About indexing text in TIFF files

Microsoft Office Document Imaging

Show All

About indexing text in TIFF files

When Microsoft Office Document Imaging performs optical character recognition (OCR) on a scanned document, the text is stored within a Tagged Image File Format (TIFF) file when you save it.

This text is available not only when you open the document in Office Document Imaging, but also when you search for files using other Microsoft Office programs, or when you use Microsoft Windows search features.

The indexing service

Indexing is a special service that enables fast file searches on your computer. Text found in files on your computer is added to the index, which also stores a reference to the file where the text was found.

Without indexing, you can search for words only in files that have had OCR performed on them — either automatically at scan time, or manually from the File menu.

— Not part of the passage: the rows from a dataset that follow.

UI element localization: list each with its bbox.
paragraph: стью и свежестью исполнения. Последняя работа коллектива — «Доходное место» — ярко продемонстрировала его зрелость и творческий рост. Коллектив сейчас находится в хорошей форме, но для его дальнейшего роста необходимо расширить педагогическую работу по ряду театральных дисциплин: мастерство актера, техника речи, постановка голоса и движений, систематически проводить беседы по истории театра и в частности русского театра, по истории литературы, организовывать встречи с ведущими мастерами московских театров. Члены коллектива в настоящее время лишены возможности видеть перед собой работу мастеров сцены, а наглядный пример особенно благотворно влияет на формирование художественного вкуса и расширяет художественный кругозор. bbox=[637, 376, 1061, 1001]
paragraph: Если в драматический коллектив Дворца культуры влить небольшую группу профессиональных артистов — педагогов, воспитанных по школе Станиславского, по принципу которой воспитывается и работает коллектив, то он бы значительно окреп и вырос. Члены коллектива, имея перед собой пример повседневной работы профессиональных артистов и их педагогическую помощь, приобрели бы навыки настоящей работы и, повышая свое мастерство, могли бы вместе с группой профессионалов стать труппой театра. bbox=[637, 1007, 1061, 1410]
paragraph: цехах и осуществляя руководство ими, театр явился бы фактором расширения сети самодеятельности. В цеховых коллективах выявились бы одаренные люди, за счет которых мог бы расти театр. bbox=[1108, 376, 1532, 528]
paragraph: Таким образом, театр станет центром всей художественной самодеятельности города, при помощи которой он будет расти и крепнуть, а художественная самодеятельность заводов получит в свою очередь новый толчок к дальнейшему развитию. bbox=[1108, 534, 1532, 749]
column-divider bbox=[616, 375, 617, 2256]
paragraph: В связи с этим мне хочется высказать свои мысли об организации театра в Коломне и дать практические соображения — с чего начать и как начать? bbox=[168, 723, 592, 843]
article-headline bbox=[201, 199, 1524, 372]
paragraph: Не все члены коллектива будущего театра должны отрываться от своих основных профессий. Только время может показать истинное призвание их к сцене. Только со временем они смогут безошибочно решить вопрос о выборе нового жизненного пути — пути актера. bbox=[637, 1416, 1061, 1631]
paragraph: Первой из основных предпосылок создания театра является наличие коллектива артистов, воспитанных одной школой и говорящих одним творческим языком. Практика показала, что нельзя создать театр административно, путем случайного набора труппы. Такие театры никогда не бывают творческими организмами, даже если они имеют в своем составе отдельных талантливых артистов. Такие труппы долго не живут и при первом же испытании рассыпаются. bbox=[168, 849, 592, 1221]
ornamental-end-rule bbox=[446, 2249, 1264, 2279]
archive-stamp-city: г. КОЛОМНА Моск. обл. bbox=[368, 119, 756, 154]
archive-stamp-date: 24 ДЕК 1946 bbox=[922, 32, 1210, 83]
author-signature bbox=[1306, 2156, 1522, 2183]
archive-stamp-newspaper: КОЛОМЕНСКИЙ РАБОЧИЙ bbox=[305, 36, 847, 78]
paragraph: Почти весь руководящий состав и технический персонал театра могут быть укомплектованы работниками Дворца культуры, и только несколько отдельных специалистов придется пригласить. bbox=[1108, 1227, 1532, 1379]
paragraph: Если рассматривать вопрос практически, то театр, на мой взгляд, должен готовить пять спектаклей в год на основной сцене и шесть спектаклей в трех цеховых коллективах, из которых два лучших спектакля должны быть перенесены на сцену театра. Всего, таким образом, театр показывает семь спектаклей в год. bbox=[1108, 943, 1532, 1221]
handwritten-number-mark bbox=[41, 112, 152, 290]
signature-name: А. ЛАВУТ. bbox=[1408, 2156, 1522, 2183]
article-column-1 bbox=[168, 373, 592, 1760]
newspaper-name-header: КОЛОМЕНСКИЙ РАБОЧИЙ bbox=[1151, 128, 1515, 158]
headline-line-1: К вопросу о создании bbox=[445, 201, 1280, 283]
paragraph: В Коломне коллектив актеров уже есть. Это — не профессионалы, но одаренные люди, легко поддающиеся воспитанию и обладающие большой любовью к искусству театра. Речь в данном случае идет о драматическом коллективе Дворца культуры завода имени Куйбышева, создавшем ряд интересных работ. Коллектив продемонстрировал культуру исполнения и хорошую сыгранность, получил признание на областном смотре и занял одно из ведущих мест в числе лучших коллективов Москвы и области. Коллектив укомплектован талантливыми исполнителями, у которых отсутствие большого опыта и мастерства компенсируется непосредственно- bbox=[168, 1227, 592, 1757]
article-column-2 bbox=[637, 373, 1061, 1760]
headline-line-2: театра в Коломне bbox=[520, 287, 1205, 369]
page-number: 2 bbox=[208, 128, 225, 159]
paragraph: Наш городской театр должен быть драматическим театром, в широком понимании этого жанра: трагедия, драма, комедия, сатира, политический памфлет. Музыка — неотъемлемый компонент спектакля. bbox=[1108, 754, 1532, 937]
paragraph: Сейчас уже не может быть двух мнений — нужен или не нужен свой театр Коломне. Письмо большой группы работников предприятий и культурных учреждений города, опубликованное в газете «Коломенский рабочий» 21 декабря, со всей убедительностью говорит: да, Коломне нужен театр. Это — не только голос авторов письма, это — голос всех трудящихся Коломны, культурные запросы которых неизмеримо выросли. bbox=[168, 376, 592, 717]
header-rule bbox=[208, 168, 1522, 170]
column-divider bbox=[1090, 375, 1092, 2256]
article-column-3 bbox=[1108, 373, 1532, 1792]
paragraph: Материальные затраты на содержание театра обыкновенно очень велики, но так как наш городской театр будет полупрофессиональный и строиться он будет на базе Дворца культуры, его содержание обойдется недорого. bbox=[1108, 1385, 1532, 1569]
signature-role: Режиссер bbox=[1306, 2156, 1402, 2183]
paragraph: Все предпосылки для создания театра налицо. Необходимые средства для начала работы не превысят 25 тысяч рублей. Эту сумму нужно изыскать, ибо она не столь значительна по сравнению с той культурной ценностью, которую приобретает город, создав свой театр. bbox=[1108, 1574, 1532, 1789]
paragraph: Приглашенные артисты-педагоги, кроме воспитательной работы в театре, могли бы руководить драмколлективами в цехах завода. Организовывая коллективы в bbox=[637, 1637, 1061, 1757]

With indexing, you can search for any TIFF file based on the words it contains.

The indexing service is implemented in different ways, depending on the operating system you are using.

Windows 2000

Windows 98 and Windows Millennium

If the indexing service is turned off, only the following text is available in TIFF files that have not had OCR performed on them: the file name itself and any file properties that might be available.

Indexing TIFF files without embedded OCR information

OCR is automatically performed on other TIFF files that exist on your computer, making the text available to the indexing service for file searches. In this case, the OCR text is stored only in the index, not within the TIFF files. This process takes several seconds per TIFF file encountered.

To turn off automatic indexing, click Options on the View menu, and then click Indexing Service. In the Indexing Service dialog box, clear the Use OCR to recognize the text in TIFF files when indexing check box.

Indexing in other languages

If you want to index documents in languages other than your computer's default language, you can select a dictionary from the OCR Language list in the Indexing Service dialog box.